Her insanın bulunduğu farkındalık seviyesi ve geçmişinden gelen zihin kayıtlarının farklılığı onun neden öyle olduğunun cevabıdır. Her insan kendi içinde bir dünyadır ve dünyasına sımsıkı bağlıdır. Hiç kimse gelip, başkasının dünyasına eline sokup, bir odayı kendi isteğine göre düzenleyemez ya da temizleyemez. Her insan kendi dünyasına kendisi hâkimdir. Bunu anlayabildiğinde insan başkalarına akıl vermekten ve yargılamaktan kurtulur. Tabii ki bu da bir anda olacak bir şey değildir; bunun için de insanın kendi zihnini eğitmesi gerekir.

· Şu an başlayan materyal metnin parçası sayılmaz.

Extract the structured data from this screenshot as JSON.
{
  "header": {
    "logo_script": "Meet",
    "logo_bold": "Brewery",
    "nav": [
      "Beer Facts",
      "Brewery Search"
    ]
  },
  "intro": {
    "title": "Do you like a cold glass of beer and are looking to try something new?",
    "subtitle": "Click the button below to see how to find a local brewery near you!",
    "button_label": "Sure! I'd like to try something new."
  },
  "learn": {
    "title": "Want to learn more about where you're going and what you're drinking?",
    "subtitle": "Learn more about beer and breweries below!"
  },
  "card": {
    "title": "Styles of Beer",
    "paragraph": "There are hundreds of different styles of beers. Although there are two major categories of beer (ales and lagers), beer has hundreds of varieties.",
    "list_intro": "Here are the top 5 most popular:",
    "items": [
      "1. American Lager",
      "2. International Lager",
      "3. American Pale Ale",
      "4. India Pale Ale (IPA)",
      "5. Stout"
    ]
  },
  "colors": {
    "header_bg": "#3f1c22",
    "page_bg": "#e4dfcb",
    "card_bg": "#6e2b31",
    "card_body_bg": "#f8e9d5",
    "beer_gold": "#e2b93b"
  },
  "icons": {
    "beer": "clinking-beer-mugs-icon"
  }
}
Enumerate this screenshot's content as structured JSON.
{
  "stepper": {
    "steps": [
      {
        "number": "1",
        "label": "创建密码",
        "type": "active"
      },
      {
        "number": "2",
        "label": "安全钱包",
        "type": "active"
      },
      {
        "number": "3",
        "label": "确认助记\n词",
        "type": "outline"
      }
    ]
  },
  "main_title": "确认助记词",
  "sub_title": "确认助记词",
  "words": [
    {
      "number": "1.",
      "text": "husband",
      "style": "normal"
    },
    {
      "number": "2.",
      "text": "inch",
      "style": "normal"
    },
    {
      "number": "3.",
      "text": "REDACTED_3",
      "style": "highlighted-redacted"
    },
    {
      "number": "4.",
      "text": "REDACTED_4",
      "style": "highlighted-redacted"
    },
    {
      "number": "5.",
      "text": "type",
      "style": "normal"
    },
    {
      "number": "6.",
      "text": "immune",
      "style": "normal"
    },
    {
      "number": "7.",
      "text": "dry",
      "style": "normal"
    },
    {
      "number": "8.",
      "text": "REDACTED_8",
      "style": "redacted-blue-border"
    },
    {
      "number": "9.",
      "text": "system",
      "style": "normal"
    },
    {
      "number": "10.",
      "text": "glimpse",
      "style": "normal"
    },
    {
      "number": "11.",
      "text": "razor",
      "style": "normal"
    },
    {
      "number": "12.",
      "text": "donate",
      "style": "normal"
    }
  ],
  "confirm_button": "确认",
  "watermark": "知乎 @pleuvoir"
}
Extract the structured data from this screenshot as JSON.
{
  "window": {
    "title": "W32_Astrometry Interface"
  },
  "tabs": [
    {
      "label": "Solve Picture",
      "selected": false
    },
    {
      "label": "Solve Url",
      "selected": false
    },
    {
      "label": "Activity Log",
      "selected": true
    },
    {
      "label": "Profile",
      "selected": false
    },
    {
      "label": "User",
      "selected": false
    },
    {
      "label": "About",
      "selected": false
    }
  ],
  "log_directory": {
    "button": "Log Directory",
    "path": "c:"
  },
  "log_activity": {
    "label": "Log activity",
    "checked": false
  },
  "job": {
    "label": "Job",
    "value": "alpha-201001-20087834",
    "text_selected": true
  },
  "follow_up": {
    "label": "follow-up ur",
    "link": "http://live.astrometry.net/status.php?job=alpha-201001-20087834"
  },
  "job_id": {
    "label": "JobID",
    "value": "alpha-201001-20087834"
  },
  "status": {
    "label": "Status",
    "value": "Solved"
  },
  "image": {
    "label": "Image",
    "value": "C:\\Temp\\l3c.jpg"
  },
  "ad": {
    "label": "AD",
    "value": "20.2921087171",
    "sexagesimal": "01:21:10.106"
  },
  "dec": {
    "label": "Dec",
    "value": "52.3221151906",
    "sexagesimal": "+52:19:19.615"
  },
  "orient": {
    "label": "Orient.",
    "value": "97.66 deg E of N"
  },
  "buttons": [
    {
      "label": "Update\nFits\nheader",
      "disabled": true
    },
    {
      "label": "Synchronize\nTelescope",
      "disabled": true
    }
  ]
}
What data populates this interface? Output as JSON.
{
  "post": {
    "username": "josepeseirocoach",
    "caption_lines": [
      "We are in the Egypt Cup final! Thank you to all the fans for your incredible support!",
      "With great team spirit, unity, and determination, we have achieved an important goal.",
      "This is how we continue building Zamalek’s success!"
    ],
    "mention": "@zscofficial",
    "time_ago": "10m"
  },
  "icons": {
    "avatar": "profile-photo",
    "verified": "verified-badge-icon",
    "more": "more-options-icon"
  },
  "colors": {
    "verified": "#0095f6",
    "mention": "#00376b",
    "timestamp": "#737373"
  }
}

Bugün bizim üzerinde duracağımız konu; başkalarına sürekli akıl vererek, yardım amacıyla onları düzeltmeye, değiştirmeye çalışmanın ne kadar da boş olduğunu hatırlamak. Düşünsenize; size doğru olan, hatta genele göre de doğru olan bir yöntem var ve siz bunu biliyorsunuz. Karşı tarafa da aynı aklı verip onun da öyle yapmasını istiyorsunuz; fakat o bir türlü bunu anlamıyor ve sizin dediğiniz gibi yapmıyor. Zorlama akıl işe yaramıyor. Hatta o kişiyi daha da kötü bir duruma itiyor olabilirsiniz. Kişi hazır değilse, farklı bir zihin programındaysa, farklı bir bakış açısındaysa size "evet" dese bile yine kendi bildiğini yapacaktır. işte bu noktada geri çekilmek ve o kişinin kendi gelişim sürecine saygı duymak en güzelidir.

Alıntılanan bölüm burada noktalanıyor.